Other ways to genetically modify animal cells include microinjection transfection, electroporation, lipofection, retroviral vectors, transposons, knock-in and knock-out technology, and marker-assisted selection. As genetic engineering is explored more widely for animal species, ethical and safety concerns are proving challenging for the field.
Genetic engineering in microbes
Genetically modified microorganisms are essential for key industries such as medical science, food, biofuel production and environmental remediation. Commercially used microorganisms include bacteria, molds and yeasts. Before the development of molecular genetics, microorganisms were usually modified by ultraviolet and chemical mutagenesis. A natural process still used is conjugation, where genetic material is exchanged between strains.
There are several genetic engineering methods for introducing recombinant DNA into microbes. These include transformation, transduction, and electroporation. Among these methods, transformation is the most commonly used. Electroporation is also widely used in research studies but suffers in effectiveness in many different microbial species.
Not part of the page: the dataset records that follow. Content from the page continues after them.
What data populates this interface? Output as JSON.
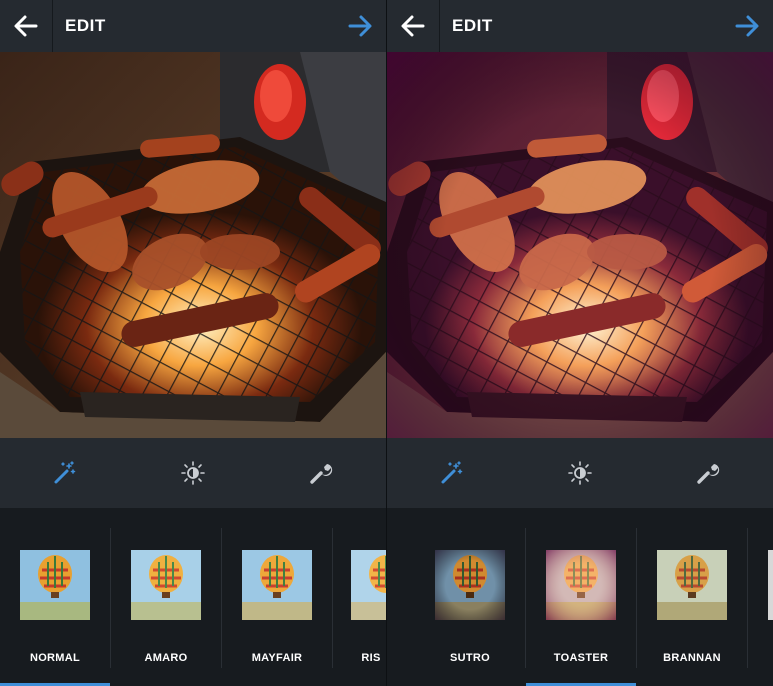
{
  "screens": [
    {
      "title": "EDIT",
      "filters": [
        {
          "label": "NORMAL"
        },
        {
          "label": "AMARO"
        },
        {
          "label": "MAYFAIR"
        },
        {
          "label": "RIS"
        }
      ]
    },
    {
      "title": "EDIT",
      "filters": [
        {
          "label": "SUTRO"
        },
        {
          "label": "TOASTER"
        },
        {
          "label": "BRANNAN"
        },
        {
          "label": ""
        }
      ]
    }
  ],
  "icons": {
    "back": "back-arrow-icon",
    "next": "next-arrow-icon",
    "filter_tool": "magic-wand-icon",
    "lux_tool": "brightness-icon",
    "settings_tool": "wrench-icon"
  },
  "colors": {
    "topbar": "#252a30",
    "accent": "#3f8fd8",
    "strip": "#171b1f"
  }
}
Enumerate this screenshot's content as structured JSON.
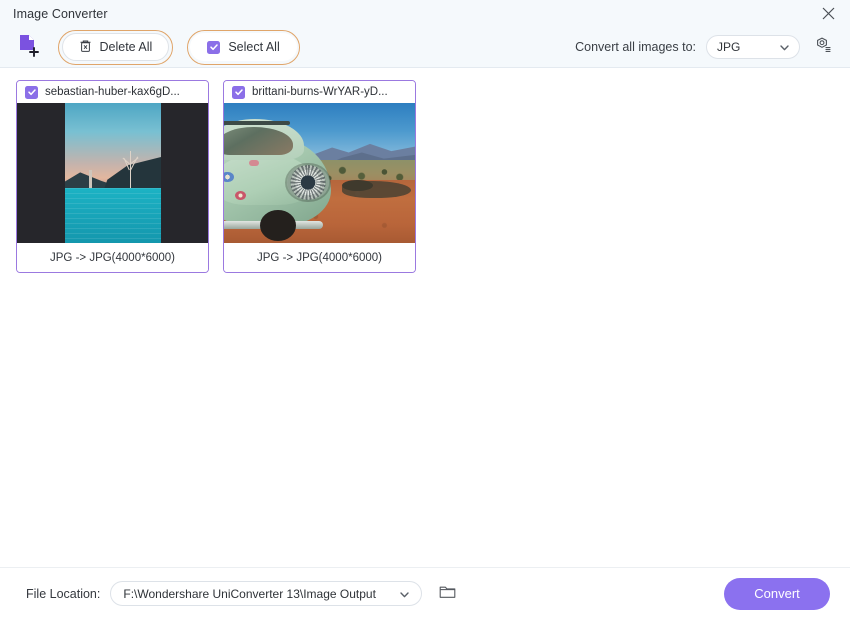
{
  "window": {
    "title": "Image Converter",
    "close_icon": "close-icon"
  },
  "toolbar": {
    "add_files_icon": "add-file-icon",
    "delete_all_label": "Delete All",
    "delete_icon": "trash-icon",
    "select_all_label": "Select All",
    "select_all_checked": true,
    "convert_all_label": "Convert all images to:",
    "format_value": "JPG",
    "format_caret_icon": "chevron-down-icon",
    "settings_icon": "gear-icon"
  },
  "files": [
    {
      "name": "sebastian-huber-kax6gD...",
      "checked": true,
      "conversion": "JPG -> JPG(4000*6000)"
    },
    {
      "name": "brittani-burns-WrYAR-yD...",
      "checked": true,
      "conversion": "JPG -> JPG(4000*6000)"
    }
  ],
  "footer": {
    "file_location_label": "File Location:",
    "file_location_value": "F:\\Wondershare UniConverter 13\\Image Output",
    "path_caret_icon": "chevron-down-icon",
    "browse_icon": "folder-icon",
    "convert_button_label": "Convert"
  },
  "colors": {
    "accent_purple": "#8b71ef",
    "card_border": "#9b79e0",
    "focus_ring": "#e0a56a",
    "header_bg": "#f5f9fc"
  }
}
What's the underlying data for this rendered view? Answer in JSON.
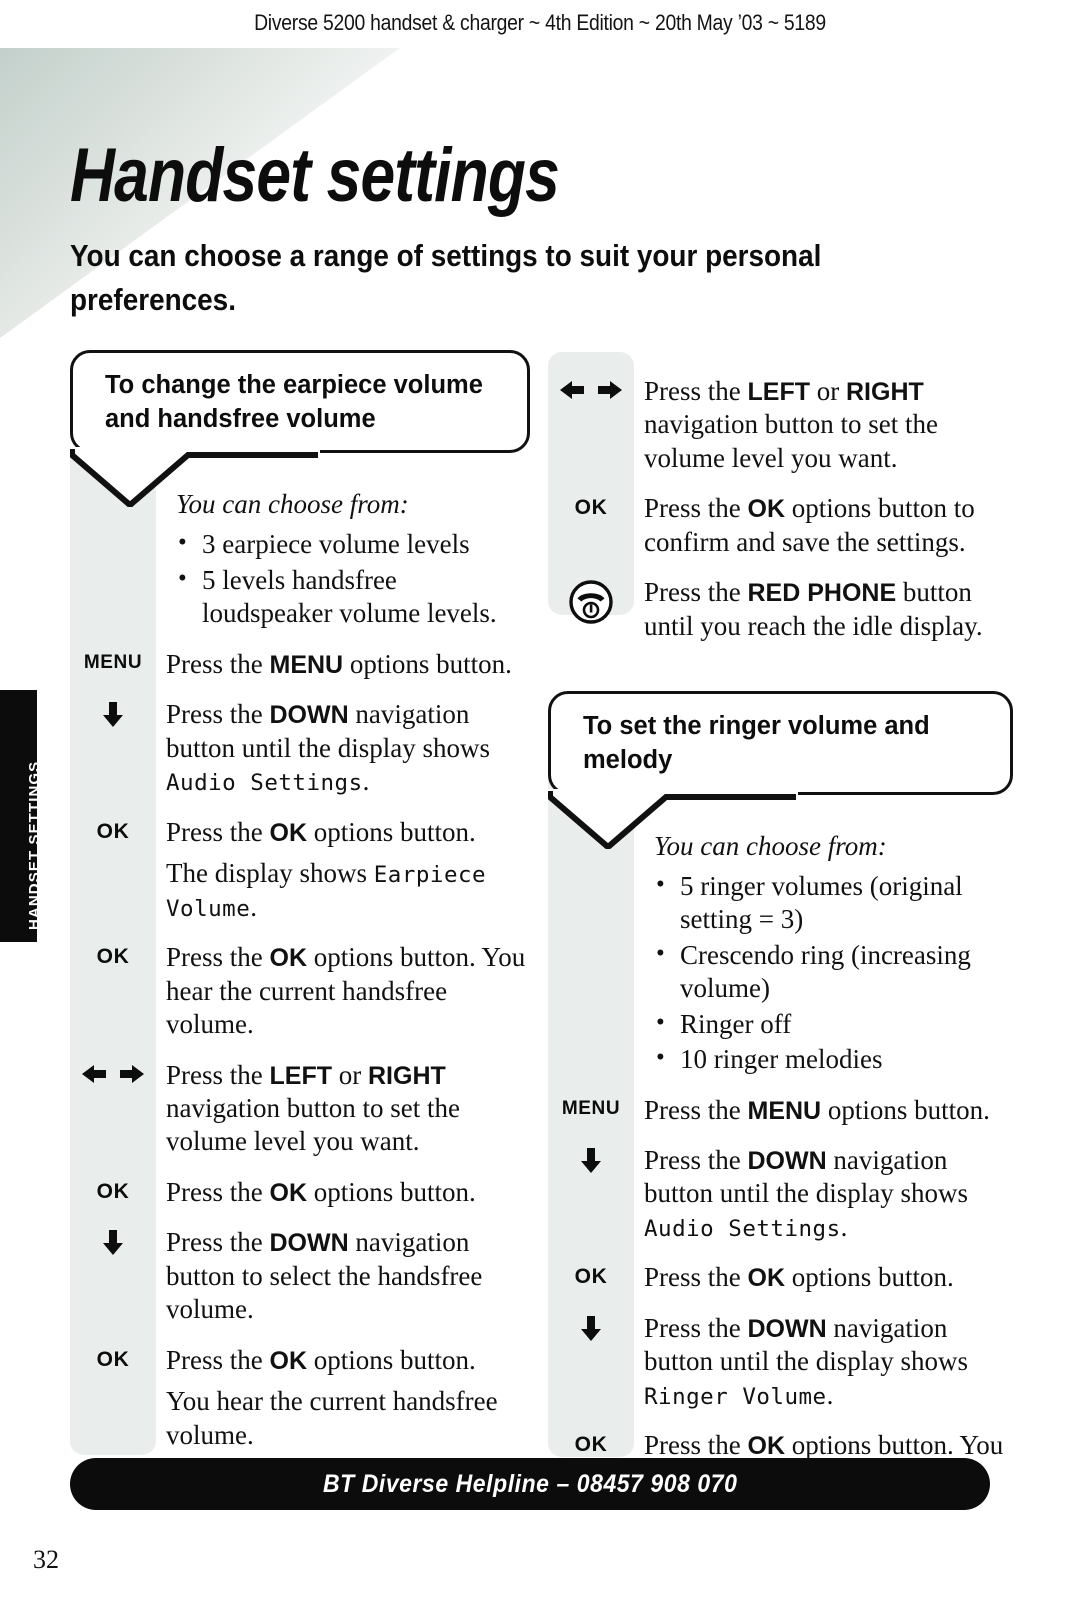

CRISPR-Cas9 has become a leading technology for genetic modification of microbial strains in recent years. Viral vectors and phage libraries are increasingly used.
As scientists continue to reveal more about the genetic code, the opportunities for the fields of biotechnology and genetic engineering are promising. However, there are ethical and safety concerns about the long-term effects of genetic engineering, especially since it is a young discipline. However, the possibilities of the field for several key industries of the 21st century are vast.